At the halfway point in my first year of teaching, I got to reflecting on my checkered past of professions and that of others I know. People in my life have had some major highs and lows that I have extended an ear to listen or a hug to celebrate. For instance, my best friend has had a string of scary job experiences in the last year as she continues her search for that elusive happy "work" place. However, she has managed to grow from each one. As for me, I have worked in a number of environments that have been both positive and negative experiences. Though I do think that some workplaces are truly on one end of the sanity spectrum while others are at the complete and utterly opposite end. When I was getting my sea legs in the labor force, I babysat, washed dishes, pumped gas, filed stuff, rented movies out, and performed a myriad of other entry level tasks to earn a paycheck. In all those jobs, I'd say it was my tour of the video store circuit that provided me with some of the more entertaining moments. From tyrannical bosses to creepy co-workers, I've seen it all. However, some of my fondest memories also took place while rocking out to endless reruns of Tommy Boy (one clerk played it constantly).


Anyhow, it was when I got out of college that I really experienced the professional world with new eyes. Armed with my handy-dandy degree, new doors suddenly opened for me. On average, I held my next three jobs for approximately 2-3 years apiece. It seemed to me at the time that I was a loyal staffer at my jobs. It took a lot for me to motivate me to move onto new positions. I learned a great deal in the field of social services while working with tramatically brain-injured survivors, troubled youth in residential treatment, and parenting teens. Just when I felt I was finally hitting my stride with my chosen path, I get the crazy notion to switch careers. For reasons I'm still sorting out, I decided to enter the field of education.

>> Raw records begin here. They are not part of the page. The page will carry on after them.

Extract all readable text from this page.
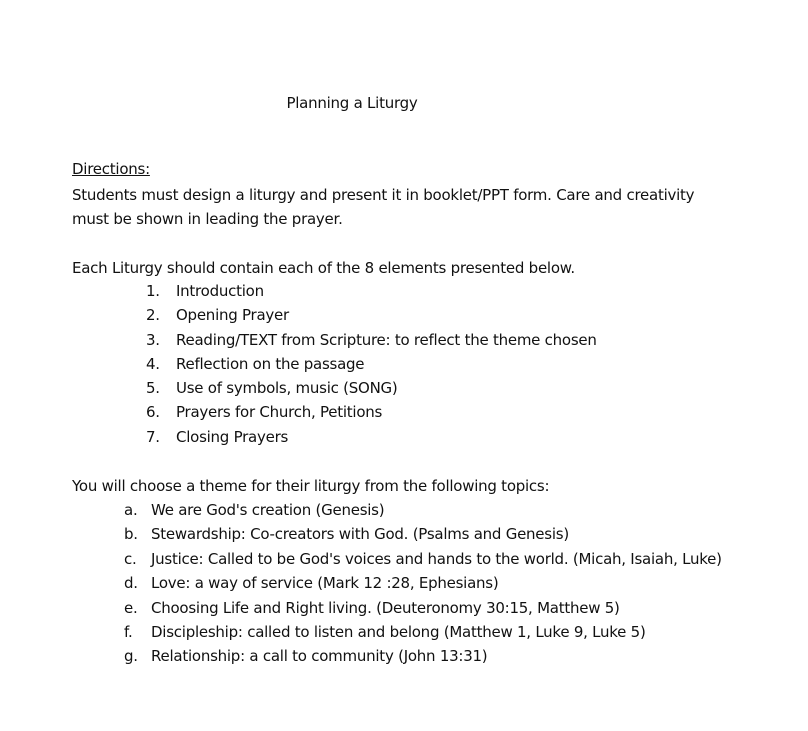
Planning a Liturgy
Directions:
Students must design a liturgy and present it in booklet/PPT form. Care and creativity must be shown in leading the prayer.
Each Liturgy should contain each of the 8 elements presented below.
1.	Introduction
2.	Opening Prayer
3.	Reading/TEXT from Scripture: to reflect the theme chosen
4.	Reflection on the passage
5.	Use of symbols, music (SONG)
6.	Prayers for Church, Petitions
7.	Closing Prayers
You will choose a theme for their liturgy from the following topics:
a. We are God's creation (Genesis)
b. Stewardship: Co-creators with God. (Psalms and Genesis)
c. Justice: Called to be God's voices and hands to the world. (Micah, Isaiah, Luke)
d. Love: a way of service (Mark 12 :28, Ephesians)
e. Choosing Life and Right living. (Deuteronomy 30:15, Matthew 5)
f.	Discipleship: called to listen and belong (Matthew 1, Luke 9, Luke 5)
g. Relationship: a call to community (John 13:31)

Looking back, I was definitely at a crossroads in my life. To be certain I was making the right choice, I opted to work as an instructional assistant at a middle school with behaviorally-challenged youth. It appeared to be an easy segue into this new realm. How could I know just how hard that year would be both personally and professionally? Did I mention that the teacher quit just before school began...the program was in its pilot year and so no structure was set up...and the new teacher had almost no experience? Did I forget to add that both of my grandfathers had cancer and passed away in a space of three months? I will spare you the rest of the story, but suffice it say it was a year of tremendous growth and soul-searching. In a nutshell, all of it messed with my head and took me to the edge. However, I found what I had been searching for...my reason to pursue teaching. I took such joy in working with the kids and it just felt right.


I switched schools and found true happiness in my next position. The Kinders that I taught were so little and loveable! Also, I began work on my masters. Life began looking up and while the road to graduation was a rocky one, I am so glad that I did it. The one thing that has been difficult, is how many job changes I've had in the last three or four years. I had to quit my job with the Kinders to complete my student teaching and that was a tough job to leave. To supplement my income, I subbed whenever possible. You feel like a ghost and not really part of any staff. What's worse, my first teaching assignment was for a school that will close at the end of the academic year. Needless to say, the morale there is quite low and so it can be a challenge to be around all that negative energy. However, I am taking each day as it comes and getting the most I can out of this experience. I realize that it is a waste of time and energy to worry over things that I cannot change. I pray that my next work experience will be somewhere I can finally lay down some roots. Whatever direction the pendulum swings for me, I hope that I learn something valuable along the way and get to smile every now and again.